Until recently we did not have any absolute gravimeter. Recently NGRI has acquired one absolute gravimeter, which is being used by them for scientific research. We have to plan establishment of absolute gravity datum in India and connect existing gravity stations to the absolute gravity station/stations. It is hoped that NGRI will take leading part in this project. All first order horizontal control monuments and 1st order leveling bench marks should be connected to gravity network so as to have 1st order gravity values. This will facilitate precise repeat gravity observations for geodynamic applications such as
1) Detection and interpretation of vertical ground motion in earthquake
2) Monitoring and interpretation of post earthquake motion.
3) Postglacial rebound studies.
4) Monitoring of movement of magma in volcanic areas along with leveling.
5) Reservoir depletion studies of all kinds.
6) Tectonic motions and crustal warping studies.

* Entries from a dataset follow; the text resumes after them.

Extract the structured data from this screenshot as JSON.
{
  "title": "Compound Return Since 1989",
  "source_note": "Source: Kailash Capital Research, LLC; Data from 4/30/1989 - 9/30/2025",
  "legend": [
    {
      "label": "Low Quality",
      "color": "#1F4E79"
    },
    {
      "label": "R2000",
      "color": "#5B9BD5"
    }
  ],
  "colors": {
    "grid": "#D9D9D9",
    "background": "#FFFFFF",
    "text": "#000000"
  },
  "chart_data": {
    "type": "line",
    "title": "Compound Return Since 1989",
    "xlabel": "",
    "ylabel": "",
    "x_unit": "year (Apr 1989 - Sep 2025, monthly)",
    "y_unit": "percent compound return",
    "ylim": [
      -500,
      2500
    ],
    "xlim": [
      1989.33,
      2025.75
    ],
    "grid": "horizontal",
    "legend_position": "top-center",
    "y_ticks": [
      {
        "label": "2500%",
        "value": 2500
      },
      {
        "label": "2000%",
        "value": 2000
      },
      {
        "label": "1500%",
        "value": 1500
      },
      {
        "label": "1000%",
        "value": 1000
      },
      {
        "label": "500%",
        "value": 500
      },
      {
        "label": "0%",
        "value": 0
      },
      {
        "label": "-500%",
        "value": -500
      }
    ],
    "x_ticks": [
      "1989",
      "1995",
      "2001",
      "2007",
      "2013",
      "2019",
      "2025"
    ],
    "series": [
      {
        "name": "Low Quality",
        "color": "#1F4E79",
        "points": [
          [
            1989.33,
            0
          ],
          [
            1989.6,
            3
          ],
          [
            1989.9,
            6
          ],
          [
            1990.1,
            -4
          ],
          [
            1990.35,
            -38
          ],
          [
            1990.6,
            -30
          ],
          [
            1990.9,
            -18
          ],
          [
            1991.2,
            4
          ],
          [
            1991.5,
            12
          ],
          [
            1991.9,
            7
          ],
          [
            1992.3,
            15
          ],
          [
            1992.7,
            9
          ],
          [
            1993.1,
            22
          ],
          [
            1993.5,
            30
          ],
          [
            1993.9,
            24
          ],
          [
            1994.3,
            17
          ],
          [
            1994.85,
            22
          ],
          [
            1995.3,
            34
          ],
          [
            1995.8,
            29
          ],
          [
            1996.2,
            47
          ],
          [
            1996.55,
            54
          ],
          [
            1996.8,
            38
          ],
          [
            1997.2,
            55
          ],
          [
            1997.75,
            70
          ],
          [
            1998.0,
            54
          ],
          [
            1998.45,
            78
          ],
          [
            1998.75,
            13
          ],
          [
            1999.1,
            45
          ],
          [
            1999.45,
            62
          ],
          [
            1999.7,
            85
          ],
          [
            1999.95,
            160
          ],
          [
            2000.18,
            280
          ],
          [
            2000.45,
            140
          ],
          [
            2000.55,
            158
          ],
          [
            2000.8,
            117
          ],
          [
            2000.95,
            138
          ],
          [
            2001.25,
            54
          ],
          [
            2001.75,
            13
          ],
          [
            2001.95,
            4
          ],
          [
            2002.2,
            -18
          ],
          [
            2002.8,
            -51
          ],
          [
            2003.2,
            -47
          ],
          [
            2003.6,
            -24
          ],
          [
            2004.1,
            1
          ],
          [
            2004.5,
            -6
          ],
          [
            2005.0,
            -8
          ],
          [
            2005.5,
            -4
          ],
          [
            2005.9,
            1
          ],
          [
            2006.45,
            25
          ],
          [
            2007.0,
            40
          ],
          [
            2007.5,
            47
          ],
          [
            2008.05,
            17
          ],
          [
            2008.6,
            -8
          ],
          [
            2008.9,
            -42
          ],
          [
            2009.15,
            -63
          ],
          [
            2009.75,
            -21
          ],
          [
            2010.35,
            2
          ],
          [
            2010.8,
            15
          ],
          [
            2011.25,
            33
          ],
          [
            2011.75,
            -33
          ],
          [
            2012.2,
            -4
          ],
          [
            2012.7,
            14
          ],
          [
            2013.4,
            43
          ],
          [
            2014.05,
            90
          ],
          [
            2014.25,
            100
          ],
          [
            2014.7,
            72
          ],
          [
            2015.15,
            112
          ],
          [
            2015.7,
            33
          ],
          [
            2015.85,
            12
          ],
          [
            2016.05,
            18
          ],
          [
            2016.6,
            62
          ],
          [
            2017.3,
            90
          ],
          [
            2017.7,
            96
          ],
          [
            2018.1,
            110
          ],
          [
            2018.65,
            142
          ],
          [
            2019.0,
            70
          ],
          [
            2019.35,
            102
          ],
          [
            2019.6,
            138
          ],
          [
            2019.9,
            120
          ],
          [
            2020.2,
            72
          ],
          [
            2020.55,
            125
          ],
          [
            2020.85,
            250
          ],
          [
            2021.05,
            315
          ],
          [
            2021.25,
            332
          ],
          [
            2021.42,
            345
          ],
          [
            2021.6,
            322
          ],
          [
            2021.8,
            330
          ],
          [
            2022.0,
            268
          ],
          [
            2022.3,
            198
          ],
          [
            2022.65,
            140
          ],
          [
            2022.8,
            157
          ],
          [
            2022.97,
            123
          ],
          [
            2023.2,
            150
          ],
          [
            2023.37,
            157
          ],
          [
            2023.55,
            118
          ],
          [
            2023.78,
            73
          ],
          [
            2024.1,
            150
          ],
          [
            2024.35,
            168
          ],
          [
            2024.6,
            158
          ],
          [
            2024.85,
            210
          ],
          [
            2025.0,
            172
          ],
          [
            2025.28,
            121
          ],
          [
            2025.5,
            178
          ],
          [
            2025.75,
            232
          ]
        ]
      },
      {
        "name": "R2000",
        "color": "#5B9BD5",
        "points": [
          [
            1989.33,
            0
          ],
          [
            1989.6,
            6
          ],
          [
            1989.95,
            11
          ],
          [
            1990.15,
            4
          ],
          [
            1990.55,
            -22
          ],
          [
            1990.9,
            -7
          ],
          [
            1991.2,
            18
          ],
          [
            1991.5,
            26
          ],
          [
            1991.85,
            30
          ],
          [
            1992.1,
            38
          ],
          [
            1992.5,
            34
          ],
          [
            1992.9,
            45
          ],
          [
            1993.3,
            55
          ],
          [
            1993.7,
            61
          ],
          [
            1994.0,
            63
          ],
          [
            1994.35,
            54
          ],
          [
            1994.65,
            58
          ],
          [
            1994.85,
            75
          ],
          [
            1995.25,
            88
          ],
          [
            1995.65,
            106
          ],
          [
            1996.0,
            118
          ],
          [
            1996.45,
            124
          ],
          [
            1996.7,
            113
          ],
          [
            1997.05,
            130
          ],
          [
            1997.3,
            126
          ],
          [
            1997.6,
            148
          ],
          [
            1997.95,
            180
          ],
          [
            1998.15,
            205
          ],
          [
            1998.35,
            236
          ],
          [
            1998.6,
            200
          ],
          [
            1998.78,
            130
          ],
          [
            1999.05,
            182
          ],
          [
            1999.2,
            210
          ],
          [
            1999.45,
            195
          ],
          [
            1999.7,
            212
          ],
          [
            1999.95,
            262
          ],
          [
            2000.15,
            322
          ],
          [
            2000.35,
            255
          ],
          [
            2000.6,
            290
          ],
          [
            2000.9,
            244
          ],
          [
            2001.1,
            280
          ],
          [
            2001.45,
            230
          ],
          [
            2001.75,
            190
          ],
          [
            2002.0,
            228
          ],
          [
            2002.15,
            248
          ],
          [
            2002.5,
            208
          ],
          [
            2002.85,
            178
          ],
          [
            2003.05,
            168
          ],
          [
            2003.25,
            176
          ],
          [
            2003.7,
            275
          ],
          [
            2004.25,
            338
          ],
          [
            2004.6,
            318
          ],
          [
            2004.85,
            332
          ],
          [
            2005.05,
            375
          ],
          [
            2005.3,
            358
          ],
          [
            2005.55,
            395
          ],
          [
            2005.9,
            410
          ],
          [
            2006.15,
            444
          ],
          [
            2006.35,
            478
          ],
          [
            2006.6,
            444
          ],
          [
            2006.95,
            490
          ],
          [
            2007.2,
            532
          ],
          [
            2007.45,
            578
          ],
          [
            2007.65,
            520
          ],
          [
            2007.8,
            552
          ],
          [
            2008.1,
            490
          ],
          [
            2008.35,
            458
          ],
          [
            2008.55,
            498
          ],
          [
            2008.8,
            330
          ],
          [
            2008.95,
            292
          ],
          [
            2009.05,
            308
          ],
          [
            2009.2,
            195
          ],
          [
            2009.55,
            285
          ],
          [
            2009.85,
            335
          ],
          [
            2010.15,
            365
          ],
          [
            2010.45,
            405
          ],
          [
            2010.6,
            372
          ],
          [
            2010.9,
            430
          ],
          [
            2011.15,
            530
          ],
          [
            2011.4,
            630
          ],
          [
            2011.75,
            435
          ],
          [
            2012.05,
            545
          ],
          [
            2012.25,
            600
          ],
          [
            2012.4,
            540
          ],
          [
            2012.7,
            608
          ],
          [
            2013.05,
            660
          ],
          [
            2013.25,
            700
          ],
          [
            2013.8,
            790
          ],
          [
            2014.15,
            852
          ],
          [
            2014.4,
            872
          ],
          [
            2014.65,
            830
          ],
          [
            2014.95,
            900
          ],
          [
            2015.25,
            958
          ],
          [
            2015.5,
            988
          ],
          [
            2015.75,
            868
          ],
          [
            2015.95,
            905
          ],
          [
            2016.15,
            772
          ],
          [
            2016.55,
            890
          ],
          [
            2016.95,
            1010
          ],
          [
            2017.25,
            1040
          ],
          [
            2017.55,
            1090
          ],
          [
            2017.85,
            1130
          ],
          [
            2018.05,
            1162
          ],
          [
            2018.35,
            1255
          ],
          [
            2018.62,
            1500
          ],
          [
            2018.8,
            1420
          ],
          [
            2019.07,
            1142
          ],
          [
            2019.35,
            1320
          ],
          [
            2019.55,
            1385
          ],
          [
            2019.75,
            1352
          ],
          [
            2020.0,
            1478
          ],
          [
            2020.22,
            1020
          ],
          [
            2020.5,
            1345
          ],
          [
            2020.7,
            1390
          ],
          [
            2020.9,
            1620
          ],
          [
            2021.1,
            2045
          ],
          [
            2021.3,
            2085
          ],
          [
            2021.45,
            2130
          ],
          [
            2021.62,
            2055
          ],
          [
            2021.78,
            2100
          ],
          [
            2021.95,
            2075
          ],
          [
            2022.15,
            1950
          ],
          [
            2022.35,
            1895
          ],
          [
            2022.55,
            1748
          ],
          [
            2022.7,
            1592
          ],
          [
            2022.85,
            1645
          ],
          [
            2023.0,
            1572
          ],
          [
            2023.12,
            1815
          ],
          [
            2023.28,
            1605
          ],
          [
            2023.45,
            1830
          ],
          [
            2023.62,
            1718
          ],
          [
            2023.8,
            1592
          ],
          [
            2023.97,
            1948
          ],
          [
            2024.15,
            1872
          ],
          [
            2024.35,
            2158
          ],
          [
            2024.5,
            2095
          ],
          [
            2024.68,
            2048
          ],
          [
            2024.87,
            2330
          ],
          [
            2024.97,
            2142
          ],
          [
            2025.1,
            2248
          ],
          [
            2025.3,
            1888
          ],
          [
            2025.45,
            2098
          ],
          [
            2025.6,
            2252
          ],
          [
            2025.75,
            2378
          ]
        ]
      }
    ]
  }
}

Presently no satisfactory Indian geoid is available. To obtain heights above MSL with GPS we need a geoid, which can give geoidal undulation accuracy of about 25 to 50 cm or better. It is therefore necessary that a project should be taken up to determine Indian geoid by gravimetric as well as by astro-geodetic methods.
Projection for Maps
All topographical maps in India are on polyconic projection. Assumptions and approximations applied to it make it a mockery if we say that a projection has been adopted. The sheets on 1:25,000; 1:50,000; and1 :250,000 topographical sheets are individually projected assuming that distortion along meridians can be neglected. There is no distortion along parallels. Besides these the meridians and parallels are joined by straight lines. This means that it is not a projection. It amounts to assuming that the earth is fiat in respect of individual sheets. It has created a lot of problems in integration of different maps, compilation of maps, digitization and hence in GIS. We should change over to Lambert Conformal Conic or Transverse Mercator/UTM for our topographical maps after forming suitable zones. Individual states of India should adopt one of the two projections for all mapping in their states similar to State Plane Coordinate System in various states of USA.
Indian grid was designed during British days dividing India into 9 zones in Lambert Conformal Projection. The grid is not satisfactory as scale error at central parallels is 1in 850 and 1 in 650. Distortion is considered high. We should aim for 1 in 2500 but should not be more than 1 in 1000. Restriction of the grid is also irrational as parameters and all information about it is available to everyone anywhere in the world except in India. There is therefore an urgent need to design grids afresh. We should adopt either Lambert Conformal Conic or Transverse Mercator depending upon whether the area to be projected is greater in E-W extent or N-S extent.